INTRODUCTION TO SHORT VARIANTS

Variants are found throughout all of our genomic sequences. In the past, the word "mutations" was typically used in place of  "variants," but the present-day nomenclature is the latter, to avoid the negative assoications of the word. Some variants are unique to certain individuals or familial bloodlines ("private" variants), while others are common and well-documented. They can be completely innocuous, or result in faulty proteins with pathogenic ramifications. The Genome Browser can be utilized to visualize variants and their consequences. 

A variant is typically defined as a deviation from the sequence of the reference assembly, which itself is the sequence of one arbitrary individual at any genomic location. The gene BRCA2 is known for having variants that are correlated with breast and ovarian cancer because its main function is as a tumor suppressor gene that helps repair damaged DNA; it also has a plethora of potential variations and serves as a good example for exploring different types of variants. We can examine some of these variations by turning on two types of  "dbSNP" tracks, both of which tag variation sites in a gene. "SNP" is an acronym for "Single Nucleotide Polymorphism", and has been replaced by the more accurate "SNV" (Single Nucleotide Variant) to avoid misrepresenting the allele frequency — "polymorphism" implies that a variant is common in the population, which is not usually true. The database is still called dbSNP, however.

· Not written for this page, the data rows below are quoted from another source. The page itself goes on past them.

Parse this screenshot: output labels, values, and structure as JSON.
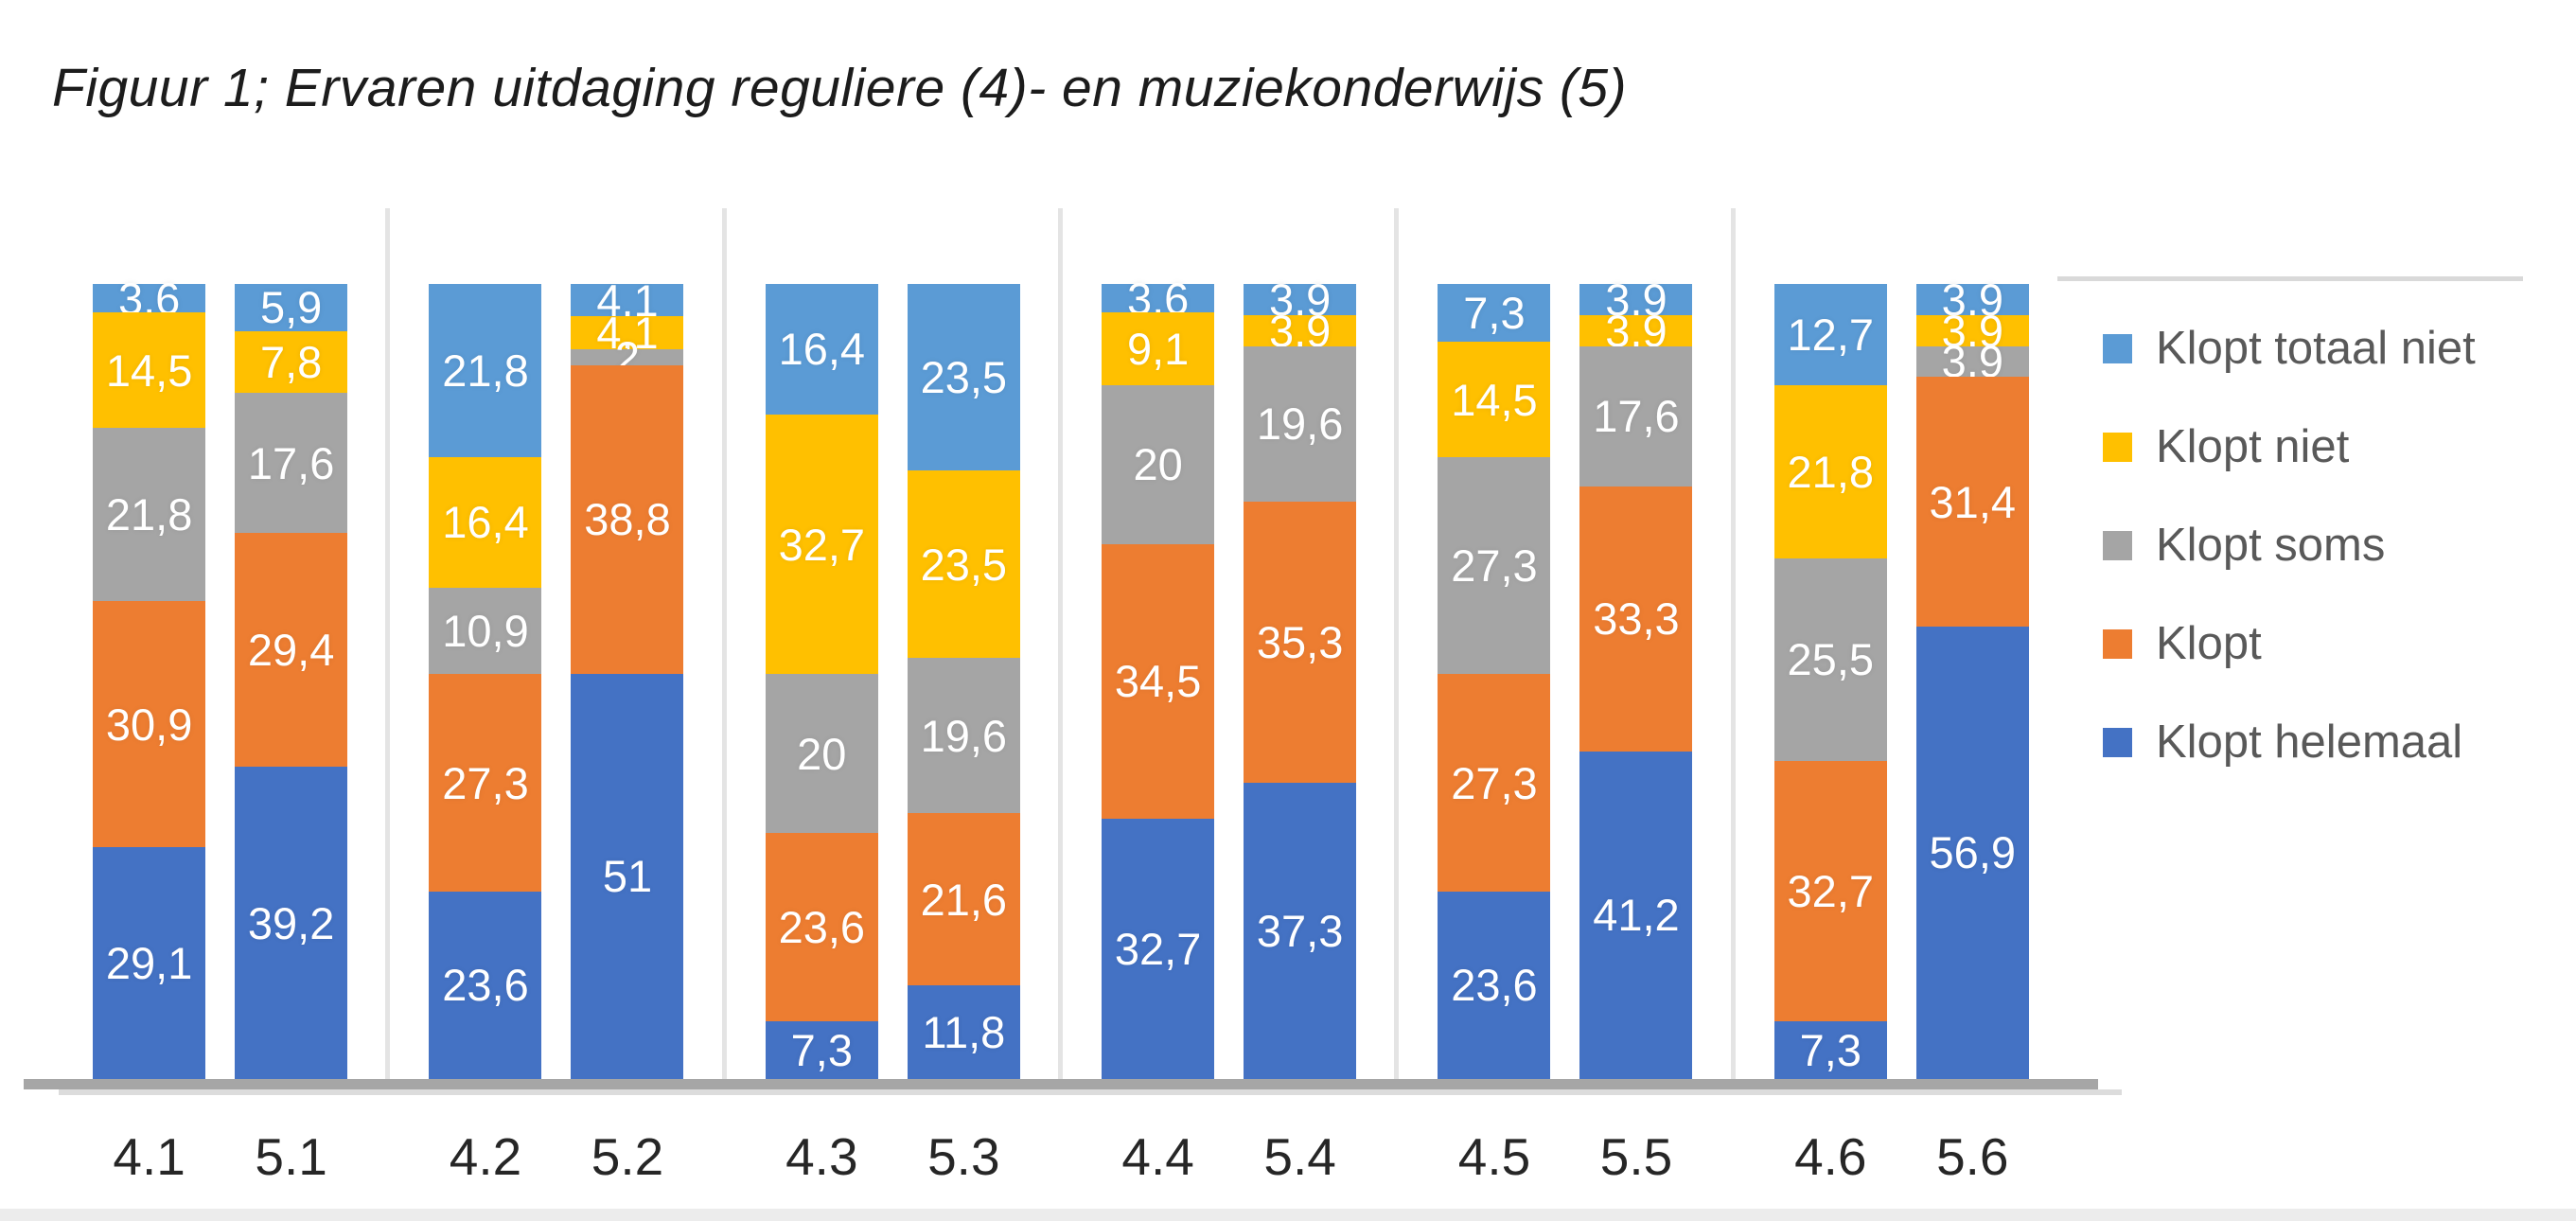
{
  "figure": {
    "title": "Figuur 1; Ervaren uitdaging reguliere (4)- en muziekonderwijs (5)"
  },
  "chart_data": {
    "type": "bar",
    "subtype": "stacked-100-percent-vertical",
    "title": "Figuur 1; Ervaren uitdaging reguliere (4)- en muziekonderwijs (5)",
    "xlabel": "",
    "ylabel": "",
    "grid": false,
    "value_decimal_separator": ",",
    "categories": [
      "4.1",
      "5.1",
      "4.2",
      "5.2",
      "4.3",
      "5.3",
      "4.4",
      "5.4",
      "4.5",
      "5.5",
      "4.6",
      "5.6"
    ],
    "category_group_size": 2,
    "series_bottom_to_top": [
      {
        "name": "Klopt helemaal",
        "color": "#4472c4",
        "values": [
          29.1,
          39.2,
          23.6,
          51,
          7.3,
          11.8,
          32.7,
          37.3,
          23.6,
          41.2,
          7.3,
          56.9
        ]
      },
      {
        "name": "Klopt",
        "color": "#ed7d31",
        "values": [
          30.9,
          29.4,
          27.3,
          38.8,
          23.6,
          21.6,
          34.5,
          35.3,
          27.3,
          33.3,
          32.7,
          31.4
        ]
      },
      {
        "name": "Klopt soms",
        "color": "#a5a5a5",
        "values": [
          21.8,
          17.6,
          10.9,
          2,
          20,
          19.6,
          20,
          19.6,
          27.3,
          17.6,
          25.5,
          3.9
        ]
      },
      {
        "name": "Klopt niet",
        "color": "#ffc000",
        "values": [
          14.5,
          7.8,
          16.4,
          4.1,
          32.7,
          23.5,
          9.1,
          3.9,
          14.5,
          3.9,
          21.8,
          3.9
        ]
      },
      {
        "name": "Klopt totaal niet",
        "color": "#5b9bd5",
        "values": [
          3.6,
          5.9,
          21.8,
          4.1,
          16.4,
          23.5,
          3.6,
          3.9,
          7.3,
          3.9,
          12.7,
          3.9
        ]
      }
    ],
    "legend": {
      "position": "right",
      "entries_top_to_bottom": [
        "Klopt totaal niet",
        "Klopt niet",
        "Klopt soms",
        "Klopt",
        "Klopt helemaal"
      ]
    },
    "label_color": "#ffffff",
    "axis_line_color": "#a6a6a6",
    "divider_line_color": "#e4e4e4"
  }
}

In Figures 1 and 2, the "UCSC Genes" track is displaying exon 11 of the BRCA2 gene. Below the "UCSC Genes" track are two "dbSNP" tracks, "dbSNP153" (upper) and "dbSNP151" (lower); these two tracks are different iterations of the same rsIDs and data, with some differences between the two data releases. The two tracks have different details available when clicking on one track or the other. Checking both versions of the rsID, or "reference SNP" can provide a wide range of insight into a variant. 

Each colored box, labeled with an rsID, note marks a documented variation site within the sequence. A green box indicates that the variant is synonymous, or does not change the resulting amino acid. Red boxes signify that the nucleotide change does impact the amino acid sequence.

Figure 1. Zoomed-in picture of BRCA2, exon 11 (frame is 23 nucleotides across). The DNA sequence is at the top. The "UCSC Genes" track shows corresponding amino acids. The lower tracks labeled, "All Short Genetic Variants from dbSNP Release 153" and "Simple Nucleotide Polymorphisms (dbSNP 151)", have show identified variant sites.

An active Browser session for this view can be found at https://genome.ucsc.edu/s/education/hg19_BRCA2variants

 

Figure 2. How to enable the "dbSNP 153" and "dbSNP151" on human genome assembly hg19. The "UCSC Genes" track shows exon 11 of BRCA2.